11. The computer-implemented method of any of claim 1 further comprising, prior to the determining of the pseudo measurements:
in response to the the detected object being at least partly occluded, stopping the determining of estimates until the detected object is no longer occluded to freeze the determining of estimates.
12. The computer-implemented method of claim 6 further comprising, prior to the determining of the pseudo measurements:
in response to the detected object being merged with a further object detected by the range sensor detections, increasing, for each of the pseudo measurements of the respective distances measured from the reference point, a respective estimate uncertainty by a second factor.
13. The computer-implemented method of claim 1 further comprising at least one of:
determining a movement instruction for the host vehicle based on the determined object size;
using the determined object size in a path planning or parking aid sub-system of the host vehicle; or
using the determined object size for a driving function, wherein the driving function is one of: blind spot warning, lane change assist, automatic emergency braking, or evasive steering.

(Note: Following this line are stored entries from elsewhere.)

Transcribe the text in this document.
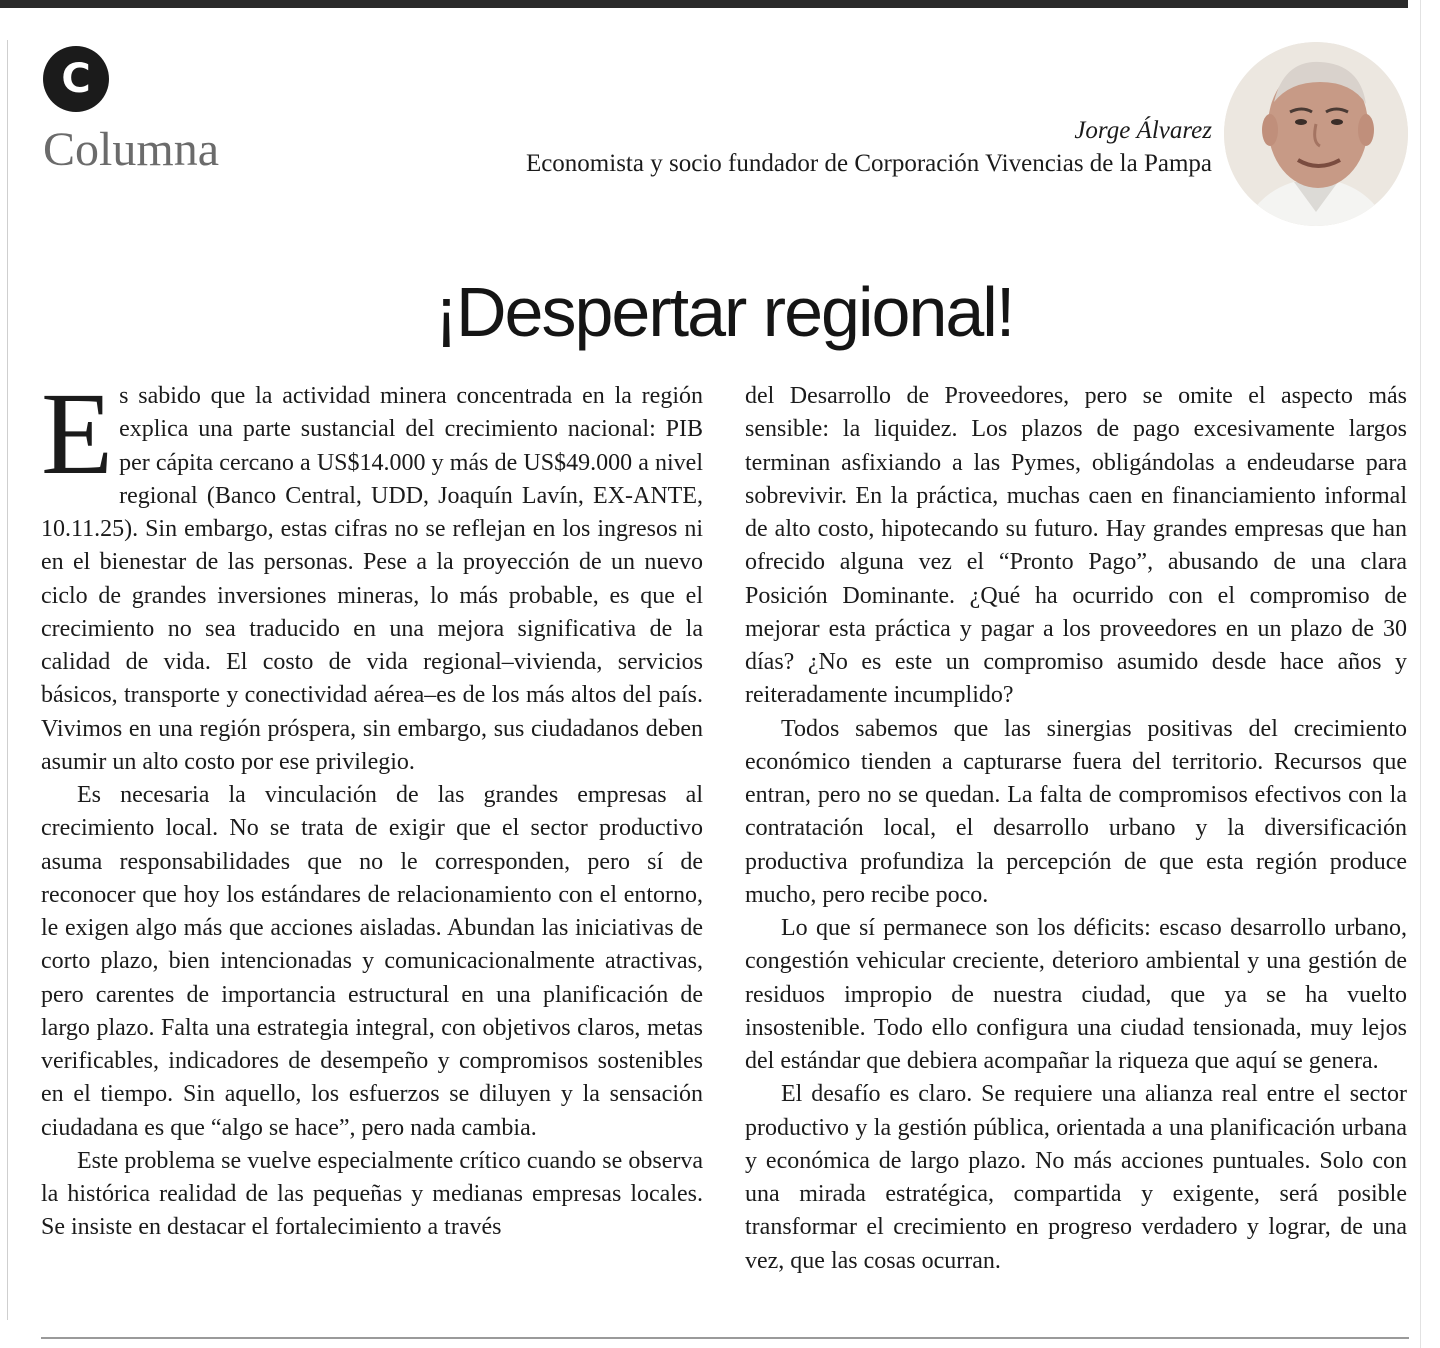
C
Columna	Jorge Álvarez
Economista y socio fundador de Corporación Vivencias de la Pampa
¡Despertar regional!

Es sabido que la actividad minera concentrada en la región explica una parte sustancial del crecimiento nacional: PIB per cápita cercano a US$14.000 y más de US$49.000 a nivel regional (Banco Central, UDD, Joaquín Lavín, EX-ANTE, 10.11.25). Sin embargo, estas cifras no se reflejan en los ingresos ni en el bienestar de las personas. Pese a la proyección de un nuevo ciclo de grandes inversiones mineras, lo más probable, es que el crecimiento no sea traducido en una mejora significativa de la calidad de vida. El costo de vida regional–vivienda, servicios básicos, transporte y conectividad aérea–es de los más altos del país. Vivimos en una región próspera, sin embargo, sus ciudadanos deben asumir un alto costo por ese privilegio.

Es necesaria la vinculación de las grandes empresas al crecimiento local. No se trata de exigir que el sector productivo asuma responsabilidades que no le corresponden, pero sí de reconocer que hoy los estándares de relacionamiento con el entorno, le exigen algo más que acciones aisladas. Abundan las iniciativas de corto plazo, bien intencionadas y comunicacionalmente atractivas, pero carentes de importancia estructural en una planificación de largo plazo. Falta una estrategia integral, con objetivos claros, metas verificables, indicadores de desempeño y compromisos sostenibles en el tiempo. Sin aquello, los esfuerzos se diluyen y la sensación ciudadana es que “algo se hace”, pero nada cambia.

Este problema se vuelve especialmente crítico cuando se observa la histórica realidad de las pequeñas y medianas empresas locales. Se insiste en destacar el fortalecimiento a través

del Desarrollo de Proveedores, pero se omite el aspecto más sensible: la liquidez. Los plazos de pago excesivamente largos terminan asfixiando a las Pymes, obligándolas a endeudarse para sobrevivir. En la práctica, muchas caen en financiamiento informal de alto costo, hipotecando su futuro. Hay grandes empresas que han ofrecido alguna vez el “Pronto Pago”, abusando de una clara Posición Dominante. ¿Qué ha ocurrido con el compromiso de mejorar esta práctica y pagar a los proveedores en un plazo de 30 días? ¿No es este un compromiso asumido desde hace años y reiteradamente incumplido?

Todos sabemos que las sinergias positivas del crecimiento económico tienden a capturarse fuera del territorio. Recursos que entran, pero no se quedan. La falta de compromisos efectivos con la contratación local, el desarrollo urbano y la diversificación productiva profundiza la percepción de que esta región produce mucho, pero recibe poco.

Lo que sí permanece son los déficits: escaso desarrollo urbano, congestión vehicular creciente, deterioro ambiental y una gestión de residuos impropio de nuestra ciudad, que ya se ha vuelto insostenible. Todo ello configura una ciudad tensionada, muy lejos del estándar que debiera acompañar la riqueza que aquí se genera.

El desafío es claro. Se requiere una alianza real entre el sector productivo y la gestión pública, orientada a una planificación urbana y económica de largo plazo. No más acciones puntuales. Solo con una mirada estratégica, compartida y exigente, será posible transformar el crecimiento en progreso verdadero y lograr, de una vez, que las cosas ocurran.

14. A system for estimating an object size using range sensor detections detected by a range sensor mounted on a host vehicle, the system comprising:
memory hardware configured to store instructions; and
processor hardware configured to execute the instructions, wherein the instructions include:
for an object detected by the range sensor detections, over time:
determining, based on the range sensor detections, pseudo measurements of dimensions of a bounding box enclosing the detected object;
determining estimates for the dimensions of the bounding box based on respective previous pseudo measurements and current pseudo measurements, wherein the estimates are determined based on a confidence measure for the range sensor detections; and
determining the object size based on the determined estimates.

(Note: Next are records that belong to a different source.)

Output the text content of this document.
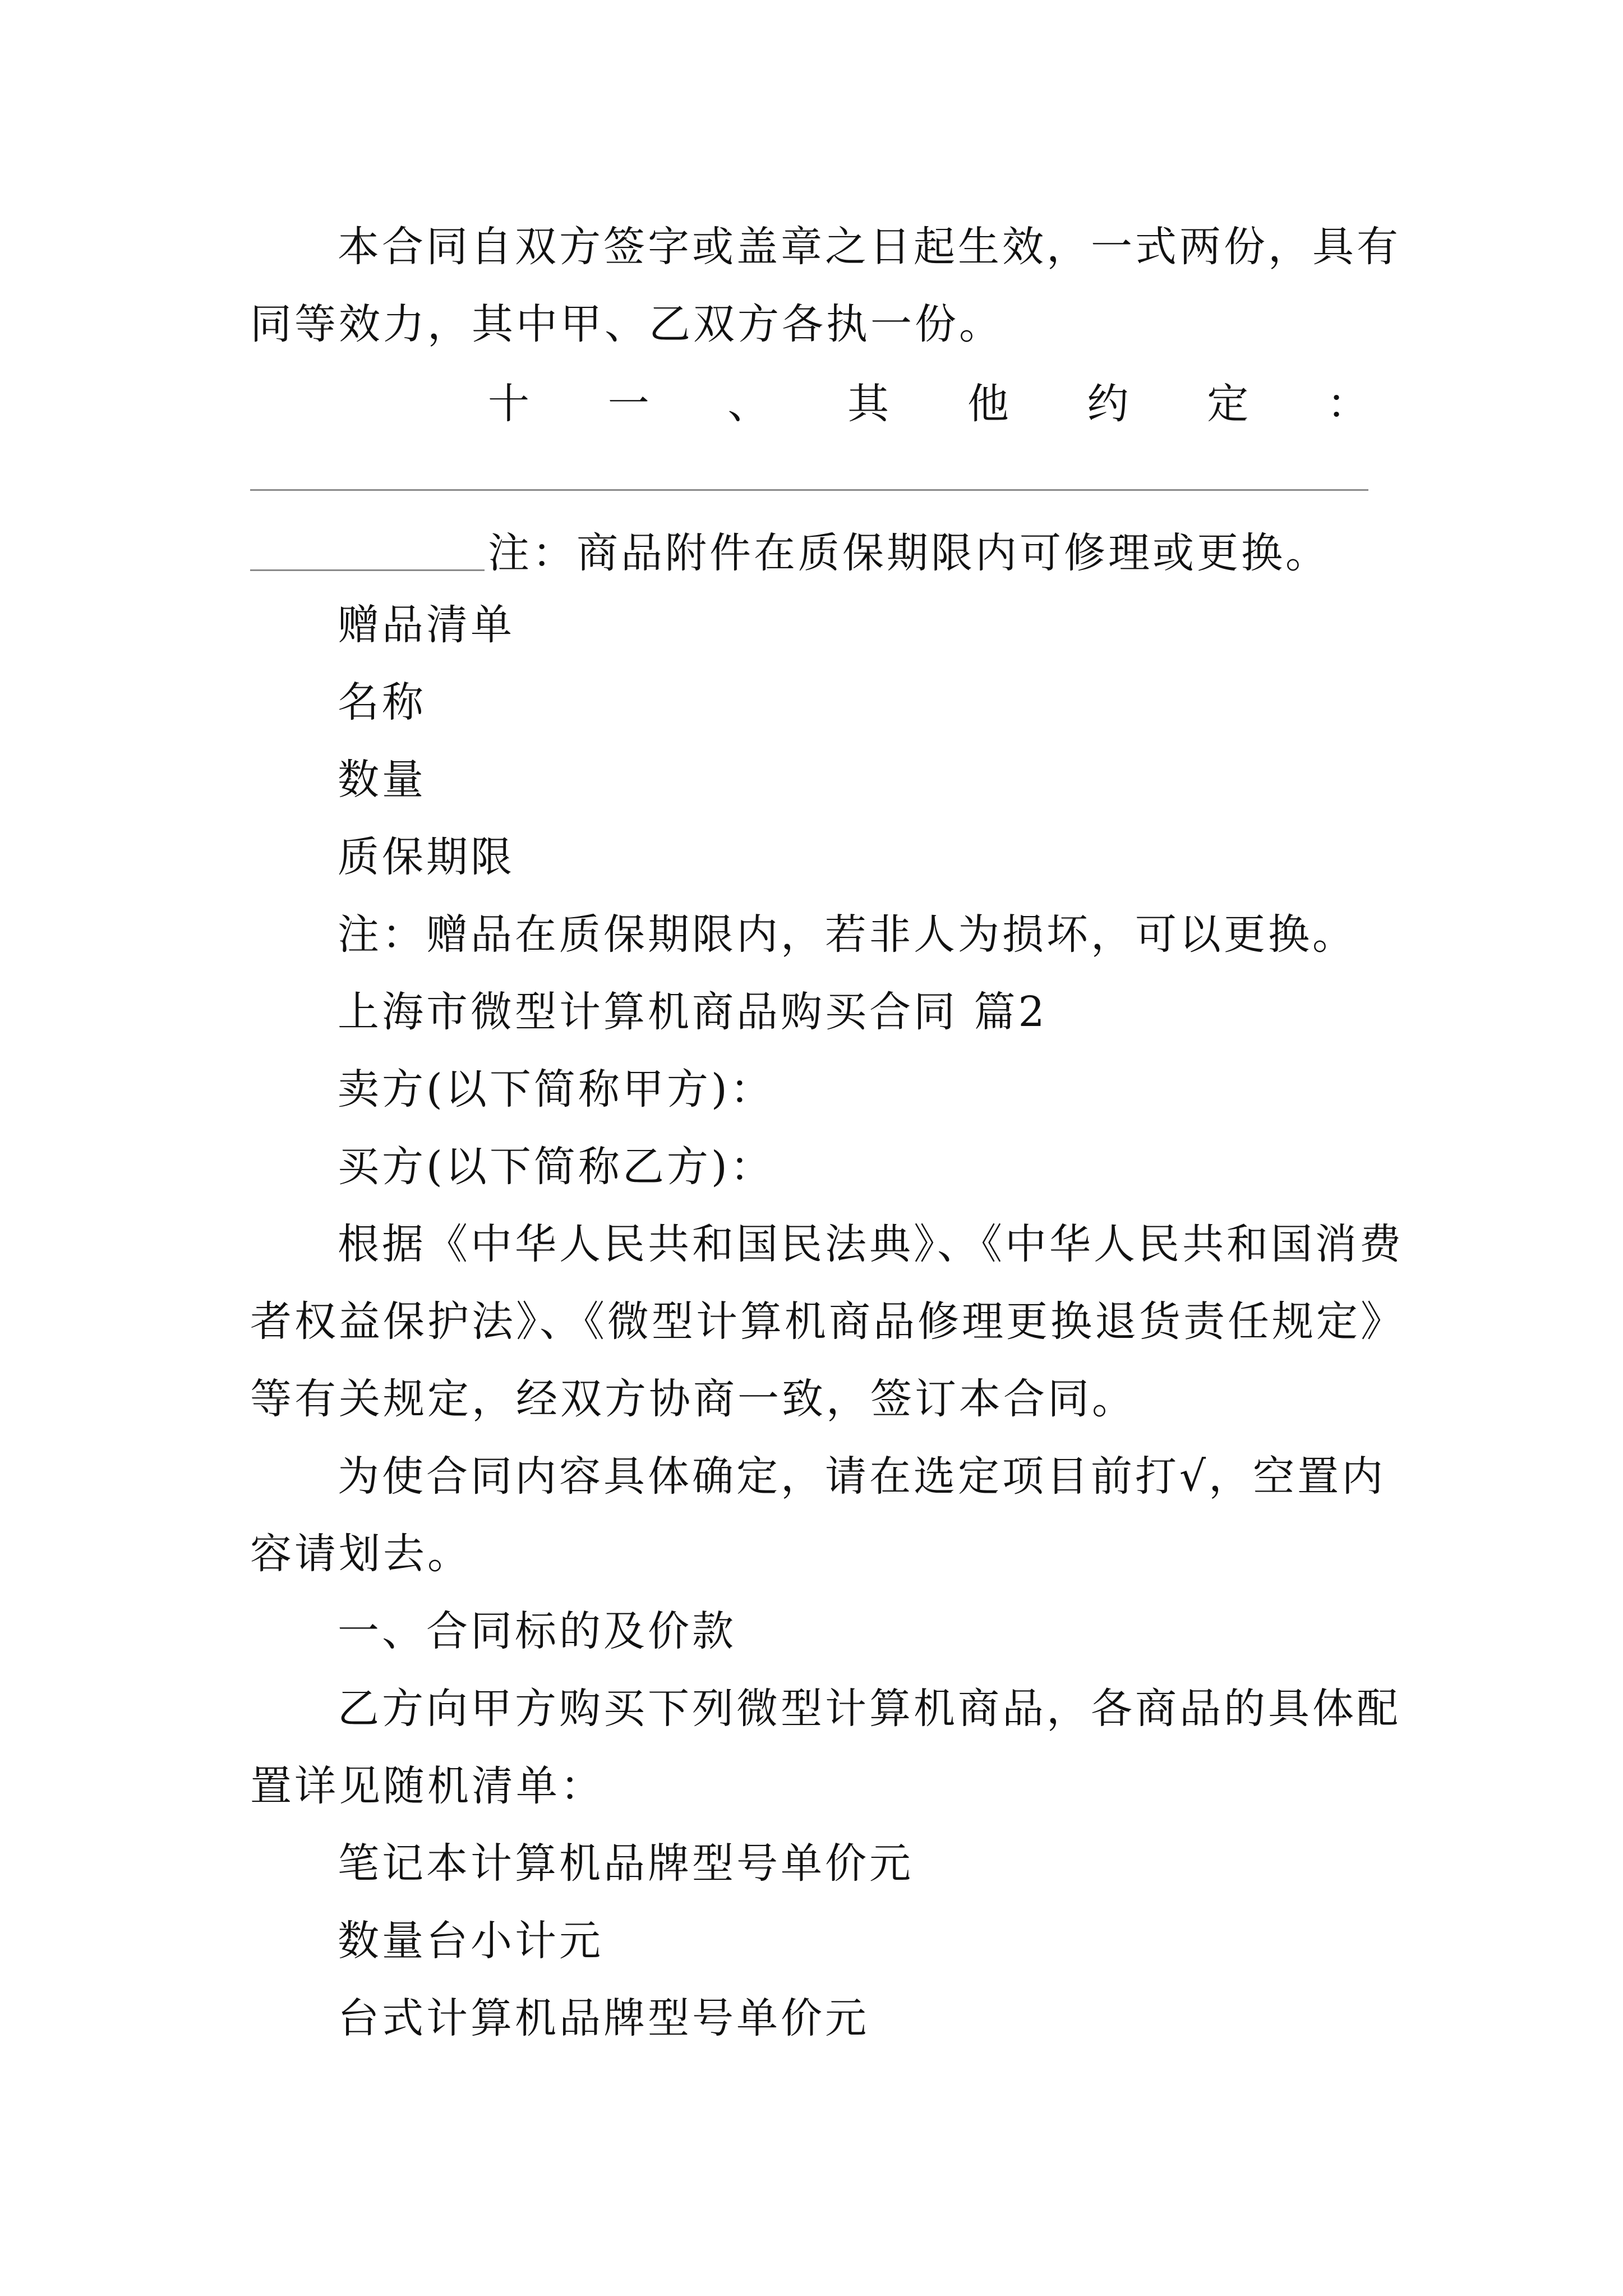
本合同自双方签字或盖章之日起生效，一式两份，具有
同等效力，其中甲、乙双方各执一份。
十 一 、 其 他 约 定 ：
注：商品附件在质保期限内可修理或更换。
赠品清单
名称
数量
质保期限
注：赠品在质保期限内，若非人为损坏，可以更换。
上海市微型计算机商品购买合同 篇2
卖方(以下简称甲方)：
买方(以下简称乙方)：
根据《中华人民共和国民法典》、《中华人民共和国消费
者权益保护法》、《微型计算机商品修理更换退货责任规定》
等有关规定，经双方协商一致，签订本合同。
为使合同内容具体确定，请在选定项目前打√，空置内
容请划去。
一、合同标的及价款
乙方向甲方购买下列微型计算机商品，各商品的具体配
置详见随机清单：
笔记本计算机品牌型号单价元
数量台小计元
台式计算机品牌型号单价元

15. A non-transitory computer-readable medium comprising instructions including:
for an object detected by range sensor detections, over time:
determining, based on the range sensor detections, pseudo measurements of dimensions of a bounding box enclosing the detected object,
determining estimates for the dimensions of the bounding box, based on respective previous pseudo measurements and current pseudo measurements, wherein the estimates are determined by taking into account a confidence measure for the range sensor detections, and
determining an object size based on the determined estimates.